Should Biden be unable to reconcile what for so long has been unreconciled, he can contemplate Henry Mervis Shrady’s unsentimental memorial to Ulysses Grant. Grant twice had to defend the constitutional order with force. Once was as a General, Shrady’s subject. The second time was after the war, when the North occupied the South militarily and when – until 1877, after Grant left the White House – African American men were actively voting, running for office and serving in government. The so-called first Ku Klux Klan was successfully crushed by Grant in the 1870s not through presidential speeches and written communications but with forthright coercion.

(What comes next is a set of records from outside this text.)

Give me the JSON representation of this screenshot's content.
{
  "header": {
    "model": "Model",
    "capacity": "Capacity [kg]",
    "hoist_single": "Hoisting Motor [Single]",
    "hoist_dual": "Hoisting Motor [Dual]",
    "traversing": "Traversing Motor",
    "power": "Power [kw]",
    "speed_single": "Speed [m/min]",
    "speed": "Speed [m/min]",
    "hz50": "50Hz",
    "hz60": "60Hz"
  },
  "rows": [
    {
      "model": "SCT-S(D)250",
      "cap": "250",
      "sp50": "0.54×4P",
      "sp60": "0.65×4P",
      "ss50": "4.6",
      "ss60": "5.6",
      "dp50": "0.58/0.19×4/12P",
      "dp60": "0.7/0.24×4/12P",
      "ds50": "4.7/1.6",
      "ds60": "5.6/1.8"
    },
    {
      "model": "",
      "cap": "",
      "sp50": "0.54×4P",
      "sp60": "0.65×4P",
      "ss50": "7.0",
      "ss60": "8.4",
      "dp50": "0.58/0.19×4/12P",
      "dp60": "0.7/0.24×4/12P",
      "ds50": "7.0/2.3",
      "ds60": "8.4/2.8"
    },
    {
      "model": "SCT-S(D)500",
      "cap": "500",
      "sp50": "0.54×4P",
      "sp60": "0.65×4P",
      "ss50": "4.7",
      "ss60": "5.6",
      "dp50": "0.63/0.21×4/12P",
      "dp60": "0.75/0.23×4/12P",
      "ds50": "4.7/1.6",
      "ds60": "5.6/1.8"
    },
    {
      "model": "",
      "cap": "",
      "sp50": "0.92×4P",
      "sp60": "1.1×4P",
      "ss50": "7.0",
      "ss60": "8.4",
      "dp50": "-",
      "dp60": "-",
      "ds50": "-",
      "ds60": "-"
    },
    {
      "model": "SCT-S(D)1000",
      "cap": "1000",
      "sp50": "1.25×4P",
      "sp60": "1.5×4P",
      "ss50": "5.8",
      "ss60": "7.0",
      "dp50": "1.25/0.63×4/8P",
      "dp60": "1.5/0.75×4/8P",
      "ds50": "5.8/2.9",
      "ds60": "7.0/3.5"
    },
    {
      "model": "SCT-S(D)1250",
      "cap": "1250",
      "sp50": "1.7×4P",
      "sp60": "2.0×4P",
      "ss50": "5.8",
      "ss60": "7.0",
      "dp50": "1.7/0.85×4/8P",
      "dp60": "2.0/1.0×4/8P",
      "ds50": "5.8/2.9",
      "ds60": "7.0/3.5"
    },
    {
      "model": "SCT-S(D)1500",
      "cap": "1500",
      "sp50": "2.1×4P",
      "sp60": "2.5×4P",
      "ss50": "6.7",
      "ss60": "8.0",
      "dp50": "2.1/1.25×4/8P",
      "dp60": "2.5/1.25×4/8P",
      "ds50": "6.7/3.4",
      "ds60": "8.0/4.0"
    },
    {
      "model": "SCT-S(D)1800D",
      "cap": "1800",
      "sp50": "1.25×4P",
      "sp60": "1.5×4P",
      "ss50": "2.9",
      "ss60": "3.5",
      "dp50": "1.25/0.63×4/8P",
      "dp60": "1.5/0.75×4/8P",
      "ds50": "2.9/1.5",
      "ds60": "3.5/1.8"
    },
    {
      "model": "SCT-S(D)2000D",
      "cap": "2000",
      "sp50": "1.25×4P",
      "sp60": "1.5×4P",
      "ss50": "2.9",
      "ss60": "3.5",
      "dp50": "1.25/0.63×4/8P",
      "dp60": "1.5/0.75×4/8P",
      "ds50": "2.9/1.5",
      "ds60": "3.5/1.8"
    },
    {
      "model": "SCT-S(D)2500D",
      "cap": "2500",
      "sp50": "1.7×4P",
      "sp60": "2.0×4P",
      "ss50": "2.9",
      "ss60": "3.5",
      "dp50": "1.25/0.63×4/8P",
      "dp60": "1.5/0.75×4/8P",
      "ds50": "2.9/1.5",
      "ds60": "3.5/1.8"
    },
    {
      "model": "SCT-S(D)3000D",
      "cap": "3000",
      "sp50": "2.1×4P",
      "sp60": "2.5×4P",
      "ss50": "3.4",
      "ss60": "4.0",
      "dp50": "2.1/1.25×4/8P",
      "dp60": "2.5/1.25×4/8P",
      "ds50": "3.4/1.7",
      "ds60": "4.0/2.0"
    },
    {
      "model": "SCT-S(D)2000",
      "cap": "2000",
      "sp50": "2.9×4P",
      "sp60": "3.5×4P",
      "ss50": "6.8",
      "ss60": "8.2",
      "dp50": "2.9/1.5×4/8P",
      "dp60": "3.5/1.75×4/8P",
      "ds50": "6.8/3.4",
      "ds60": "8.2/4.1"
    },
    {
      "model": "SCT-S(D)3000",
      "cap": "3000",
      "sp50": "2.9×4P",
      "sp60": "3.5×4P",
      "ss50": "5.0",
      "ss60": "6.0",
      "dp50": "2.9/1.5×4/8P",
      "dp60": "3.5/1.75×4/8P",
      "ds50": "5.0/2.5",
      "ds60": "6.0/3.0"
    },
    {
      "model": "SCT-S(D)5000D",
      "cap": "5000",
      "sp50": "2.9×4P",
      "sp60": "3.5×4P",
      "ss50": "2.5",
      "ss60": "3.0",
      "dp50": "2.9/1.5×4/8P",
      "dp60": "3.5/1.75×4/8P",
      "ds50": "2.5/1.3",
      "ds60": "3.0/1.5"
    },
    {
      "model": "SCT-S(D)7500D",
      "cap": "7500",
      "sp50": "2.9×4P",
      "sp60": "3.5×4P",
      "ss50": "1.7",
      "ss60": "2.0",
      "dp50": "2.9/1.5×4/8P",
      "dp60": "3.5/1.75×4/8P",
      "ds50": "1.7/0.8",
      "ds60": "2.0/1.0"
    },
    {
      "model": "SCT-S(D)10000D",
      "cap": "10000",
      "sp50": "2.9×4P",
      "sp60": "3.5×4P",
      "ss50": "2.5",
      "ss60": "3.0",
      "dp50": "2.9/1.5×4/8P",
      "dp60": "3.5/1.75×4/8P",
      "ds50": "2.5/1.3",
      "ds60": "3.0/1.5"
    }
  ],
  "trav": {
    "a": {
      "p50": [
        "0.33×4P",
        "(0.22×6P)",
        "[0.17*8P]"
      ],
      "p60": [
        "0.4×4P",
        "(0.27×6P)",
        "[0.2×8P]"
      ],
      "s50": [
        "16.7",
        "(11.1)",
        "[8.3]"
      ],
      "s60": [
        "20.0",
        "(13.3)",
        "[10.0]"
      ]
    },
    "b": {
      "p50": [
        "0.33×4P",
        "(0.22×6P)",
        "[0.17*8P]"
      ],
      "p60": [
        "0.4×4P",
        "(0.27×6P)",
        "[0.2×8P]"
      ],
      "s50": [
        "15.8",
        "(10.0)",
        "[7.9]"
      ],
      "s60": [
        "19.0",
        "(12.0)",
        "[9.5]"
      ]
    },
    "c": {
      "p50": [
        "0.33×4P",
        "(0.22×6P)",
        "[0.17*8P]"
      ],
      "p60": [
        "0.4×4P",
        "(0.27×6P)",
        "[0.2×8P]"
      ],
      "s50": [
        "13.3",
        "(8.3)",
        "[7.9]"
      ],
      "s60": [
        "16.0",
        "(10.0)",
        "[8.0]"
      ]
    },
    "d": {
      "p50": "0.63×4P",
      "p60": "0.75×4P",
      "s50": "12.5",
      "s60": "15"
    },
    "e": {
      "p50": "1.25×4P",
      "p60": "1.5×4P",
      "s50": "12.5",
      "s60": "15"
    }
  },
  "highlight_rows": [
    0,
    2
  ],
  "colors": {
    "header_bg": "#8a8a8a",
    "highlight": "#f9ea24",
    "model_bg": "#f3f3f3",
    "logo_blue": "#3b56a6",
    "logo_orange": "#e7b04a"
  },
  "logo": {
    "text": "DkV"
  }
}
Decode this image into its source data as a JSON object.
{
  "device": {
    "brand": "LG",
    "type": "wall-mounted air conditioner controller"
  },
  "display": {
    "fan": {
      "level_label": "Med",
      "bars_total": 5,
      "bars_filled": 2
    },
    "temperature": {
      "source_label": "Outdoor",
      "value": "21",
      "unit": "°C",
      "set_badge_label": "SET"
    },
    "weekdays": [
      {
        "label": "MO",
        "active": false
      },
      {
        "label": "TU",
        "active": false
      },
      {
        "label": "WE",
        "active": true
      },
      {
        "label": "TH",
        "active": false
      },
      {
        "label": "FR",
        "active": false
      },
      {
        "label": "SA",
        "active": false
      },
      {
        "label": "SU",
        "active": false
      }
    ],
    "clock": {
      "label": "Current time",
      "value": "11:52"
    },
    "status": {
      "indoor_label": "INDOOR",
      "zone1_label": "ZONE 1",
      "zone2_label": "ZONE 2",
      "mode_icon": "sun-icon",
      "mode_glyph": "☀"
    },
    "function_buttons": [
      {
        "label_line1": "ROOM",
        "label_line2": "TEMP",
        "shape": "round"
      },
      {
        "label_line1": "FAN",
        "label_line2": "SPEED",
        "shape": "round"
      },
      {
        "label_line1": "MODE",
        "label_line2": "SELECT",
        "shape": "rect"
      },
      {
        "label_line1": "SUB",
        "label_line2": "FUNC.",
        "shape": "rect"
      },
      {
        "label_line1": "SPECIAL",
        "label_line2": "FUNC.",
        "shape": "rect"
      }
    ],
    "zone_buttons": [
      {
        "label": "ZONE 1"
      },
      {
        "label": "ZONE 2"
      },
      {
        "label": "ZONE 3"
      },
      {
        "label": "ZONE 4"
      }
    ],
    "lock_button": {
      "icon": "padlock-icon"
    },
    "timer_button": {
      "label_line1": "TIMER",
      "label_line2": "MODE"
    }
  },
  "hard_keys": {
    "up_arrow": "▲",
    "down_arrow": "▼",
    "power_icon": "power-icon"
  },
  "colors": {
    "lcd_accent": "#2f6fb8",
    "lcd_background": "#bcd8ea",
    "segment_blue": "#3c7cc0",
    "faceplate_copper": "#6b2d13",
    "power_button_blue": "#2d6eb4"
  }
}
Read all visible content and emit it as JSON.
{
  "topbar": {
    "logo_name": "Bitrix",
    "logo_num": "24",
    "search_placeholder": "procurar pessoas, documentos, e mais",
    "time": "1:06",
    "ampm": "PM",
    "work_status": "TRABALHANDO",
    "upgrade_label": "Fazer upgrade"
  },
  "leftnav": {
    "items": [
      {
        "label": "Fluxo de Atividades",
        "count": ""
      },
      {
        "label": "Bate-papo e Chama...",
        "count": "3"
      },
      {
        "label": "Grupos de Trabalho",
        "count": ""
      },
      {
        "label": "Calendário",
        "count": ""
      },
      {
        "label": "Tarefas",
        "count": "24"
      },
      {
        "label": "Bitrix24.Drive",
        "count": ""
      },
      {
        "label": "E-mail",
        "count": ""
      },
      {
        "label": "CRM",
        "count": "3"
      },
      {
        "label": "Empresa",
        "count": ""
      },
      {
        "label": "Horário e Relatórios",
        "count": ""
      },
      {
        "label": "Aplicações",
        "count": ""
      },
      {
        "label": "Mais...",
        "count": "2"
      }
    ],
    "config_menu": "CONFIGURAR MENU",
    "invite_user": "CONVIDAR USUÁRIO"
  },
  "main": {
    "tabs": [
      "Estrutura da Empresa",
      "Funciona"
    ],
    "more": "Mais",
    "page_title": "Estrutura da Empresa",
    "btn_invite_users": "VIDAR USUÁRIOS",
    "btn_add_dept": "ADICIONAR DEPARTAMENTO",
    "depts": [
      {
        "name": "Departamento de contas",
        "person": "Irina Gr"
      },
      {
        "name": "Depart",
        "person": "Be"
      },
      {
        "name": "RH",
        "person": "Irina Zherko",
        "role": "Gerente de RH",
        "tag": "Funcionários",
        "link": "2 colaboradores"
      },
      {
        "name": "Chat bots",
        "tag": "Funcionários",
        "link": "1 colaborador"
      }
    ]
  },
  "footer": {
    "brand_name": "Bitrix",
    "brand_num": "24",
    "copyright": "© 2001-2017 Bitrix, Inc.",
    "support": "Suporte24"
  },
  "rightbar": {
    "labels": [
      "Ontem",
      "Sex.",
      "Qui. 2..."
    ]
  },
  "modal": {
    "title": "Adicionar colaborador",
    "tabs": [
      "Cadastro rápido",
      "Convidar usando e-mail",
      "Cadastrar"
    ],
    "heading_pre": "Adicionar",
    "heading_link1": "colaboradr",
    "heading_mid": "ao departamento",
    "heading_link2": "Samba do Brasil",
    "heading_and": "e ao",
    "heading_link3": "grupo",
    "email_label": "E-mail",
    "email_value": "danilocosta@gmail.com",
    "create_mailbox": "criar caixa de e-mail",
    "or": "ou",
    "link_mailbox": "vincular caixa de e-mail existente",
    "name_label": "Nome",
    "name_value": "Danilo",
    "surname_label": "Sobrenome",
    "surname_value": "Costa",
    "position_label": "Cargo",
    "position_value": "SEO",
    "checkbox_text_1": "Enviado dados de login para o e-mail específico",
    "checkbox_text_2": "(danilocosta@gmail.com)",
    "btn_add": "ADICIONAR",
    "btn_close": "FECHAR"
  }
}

Grant’s tenure as president corresponds to a period of genuine optimism and considerable violence. Its historical lessons are sobering.

Appropriately, Shrady’s Grant is at the moment inaccessible to the public. Immediately after January 6, the grounds of the Capitol were fenced off. The Capitol itself was protected by thousands upon thousands of National Guard troops. The National Mall was – for a time – fenced off as well. Downtown streets were patrolled by soldiers. A trope of journalism, in the days before Joe Biden was inaugurated on January 20, was that Washington’s city center resembled the green zone in Baghdad or the metropolitan core of other cities torn apart by war. These were the wrong analogies. The right analogy would have been to Washington, DC during America’s own Civil War, when the city was filled with soldiers and surrounded by fortifications. For four years, it was an armed camp. Then the war was over, leaving the country that had fought it condemned to live on in the bitterness of excessive historical memory.